AMD Ryzen AI Max+ "Strix Halo" Performance With ROCm 7.0
AMD has been promoting more of Llama.cpp support recently and given its popularity was curious to see how it was working out on ROCm 7.0 HIP from this Strix Halo Framework Desktop.
With the Llama.cpp performance I ran benchmarks just using the 16 CPU cores with the BLAS back-end and then testing both the Vulkan and ROCm HIP back-ends for the Radeon 8060S Graphics.
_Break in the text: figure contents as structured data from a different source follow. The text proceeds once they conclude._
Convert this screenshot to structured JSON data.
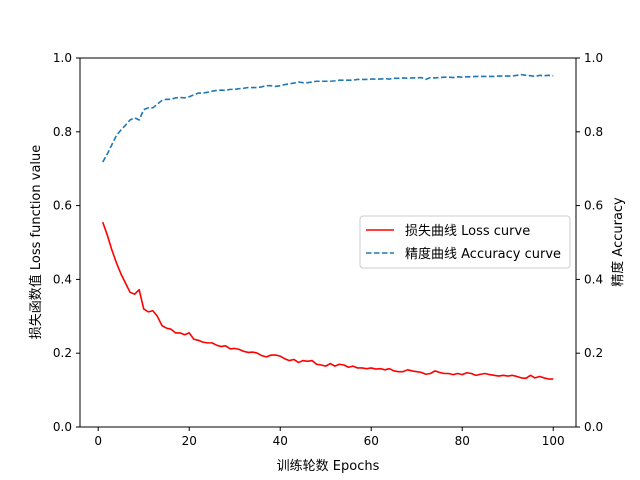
{
  "chart_data": {
    "type": "line",
    "xlabel": "训练轮数 Epochs",
    "ylabel_left": "损失函数值 Loss function value",
    "ylabel_right": "精度 Accuracy",
    "xlim": [
      -4,
      105
    ],
    "ylim_left": [
      0,
      1
    ],
    "ylim_right": [
      0,
      1
    ],
    "x_ticks": [
      0,
      20,
      40,
      60,
      80,
      100
    ],
    "x_tick_labels": [
      "0",
      "20",
      "40",
      "60",
      "80",
      "100"
    ],
    "y_ticks": [
      0,
      0.2,
      0.4,
      0.6,
      0.8,
      1.0
    ],
    "y_tick_labels": [
      "0.0",
      "0.2",
      "0.4",
      "0.6",
      "0.8",
      "1.0"
    ],
    "grid": false,
    "legend_position": "center-right",
    "series": [
      {
        "name": "损失曲线 Loss curve",
        "axis": "left",
        "color": "#ff0000",
        "style": "solid",
        "x": [
          1,
          2,
          3,
          4,
          5,
          6,
          7,
          8,
          9,
          10,
          11,
          12,
          13,
          14,
          15,
          16,
          17,
          18,
          19,
          20,
          21,
          22,
          23,
          24,
          25,
          26,
          27,
          28,
          29,
          30,
          31,
          32,
          33,
          34,
          35,
          36,
          37,
          38,
          39,
          40,
          41,
          42,
          43,
          44,
          45,
          46,
          47,
          48,
          49,
          50,
          51,
          52,
          53,
          54,
          55,
          56,
          57,
          58,
          59,
          60,
          61,
          62,
          63,
          64,
          65,
          66,
          67,
          68,
          69,
          70,
          71,
          72,
          73,
          74,
          75,
          76,
          77,
          78,
          79,
          80,
          81,
          82,
          83,
          84,
          85,
          86,
          87,
          88,
          89,
          90,
          91,
          92,
          93,
          94,
          95,
          96,
          97,
          98,
          99,
          100
        ],
        "values": [
          0.555,
          0.52,
          0.48,
          0.445,
          0.415,
          0.39,
          0.365,
          0.36,
          0.372,
          0.32,
          0.312,
          0.315,
          0.3,
          0.275,
          0.268,
          0.265,
          0.255,
          0.255,
          0.25,
          0.255,
          0.238,
          0.235,
          0.23,
          0.228,
          0.228,
          0.222,
          0.218,
          0.22,
          0.212,
          0.213,
          0.21,
          0.205,
          0.202,
          0.203,
          0.2,
          0.193,
          0.19,
          0.195,
          0.195,
          0.192,
          0.185,
          0.18,
          0.183,
          0.175,
          0.18,
          0.178,
          0.18,
          0.17,
          0.168,
          0.165,
          0.172,
          0.165,
          0.17,
          0.168,
          0.162,
          0.165,
          0.16,
          0.16,
          0.158,
          0.16,
          0.157,
          0.158,
          0.155,
          0.158,
          0.152,
          0.15,
          0.15,
          0.155,
          0.152,
          0.15,
          0.148,
          0.143,
          0.145,
          0.152,
          0.148,
          0.145,
          0.145,
          0.142,
          0.145,
          0.142,
          0.147,
          0.145,
          0.14,
          0.143,
          0.145,
          0.142,
          0.14,
          0.138,
          0.14,
          0.138,
          0.14,
          0.137,
          0.133,
          0.132,
          0.14,
          0.133,
          0.137,
          0.133,
          0.13,
          0.13
        ]
      },
      {
        "name": "精度曲线 Accuracy curve",
        "axis": "right",
        "color": "#1f77b4",
        "style": "dashed",
        "x": [
          1,
          2,
          3,
          4,
          5,
          6,
          7,
          8,
          9,
          10,
          11,
          12,
          13,
          14,
          15,
          16,
          17,
          18,
          19,
          20,
          21,
          22,
          23,
          24,
          25,
          26,
          27,
          28,
          29,
          30,
          31,
          32,
          33,
          34,
          35,
          36,
          37,
          38,
          39,
          40,
          41,
          42,
          43,
          44,
          45,
          46,
          47,
          48,
          49,
          50,
          51,
          52,
          53,
          54,
          55,
          56,
          57,
          58,
          59,
          60,
          61,
          62,
          63,
          64,
          65,
          66,
          67,
          68,
          69,
          70,
          71,
          72,
          73,
          74,
          75,
          76,
          77,
          78,
          79,
          80,
          81,
          82,
          83,
          84,
          85,
          86,
          87,
          88,
          89,
          90,
          91,
          92,
          93,
          94,
          95,
          96,
          97,
          98,
          99,
          100
        ],
        "values": [
          0.718,
          0.74,
          0.765,
          0.79,
          0.805,
          0.818,
          0.832,
          0.838,
          0.832,
          0.86,
          0.865,
          0.865,
          0.875,
          0.885,
          0.888,
          0.888,
          0.892,
          0.893,
          0.892,
          0.895,
          0.9,
          0.905,
          0.905,
          0.907,
          0.91,
          0.912,
          0.913,
          0.912,
          0.915,
          0.915,
          0.917,
          0.918,
          0.92,
          0.92,
          0.92,
          0.922,
          0.925,
          0.925,
          0.923,
          0.925,
          0.928,
          0.93,
          0.932,
          0.935,
          0.933,
          0.933,
          0.935,
          0.937,
          0.937,
          0.937,
          0.937,
          0.938,
          0.94,
          0.94,
          0.94,
          0.94,
          0.942,
          0.942,
          0.942,
          0.943,
          0.943,
          0.943,
          0.944,
          0.943,
          0.945,
          0.945,
          0.946,
          0.945,
          0.946,
          0.946,
          0.947,
          0.942,
          0.947,
          0.946,
          0.947,
          0.948,
          0.948,
          0.947,
          0.949,
          0.948,
          0.949,
          0.949,
          0.95,
          0.95,
          0.95,
          0.95,
          0.95,
          0.951,
          0.951,
          0.951,
          0.951,
          0.953,
          0.955,
          0.953,
          0.952,
          0.95,
          0.953,
          0.952,
          0.953,
          0.952
        ]
      }
    ]
  }
}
For text generation with Qwen 3 8B, Vulkan was delivering slightly better performance than the ROCm HIP back-end on the AMD Ryzen AI Max+ 395.
For prompt processing (PP512) there was a huge gain from using Vulkan on Strix Halo compared to the ROCm HIP back-end.
Even for PP1024 and PP2048, the Vulkan back-end was showing much better performance with Llama.cpp than going the HIP route.
With the new GPT-OSS 20B model on Strix Halo, Vulkan was again showing better on the RADV driver than ROCm 7.0 HIP for the Radeon 8060S Graphics with the Ryzen AI Max+ 395.
For prompt processing with GPT-OSS 20B, the Vulkan performance continued to show a huge advantage over ROCm HIP.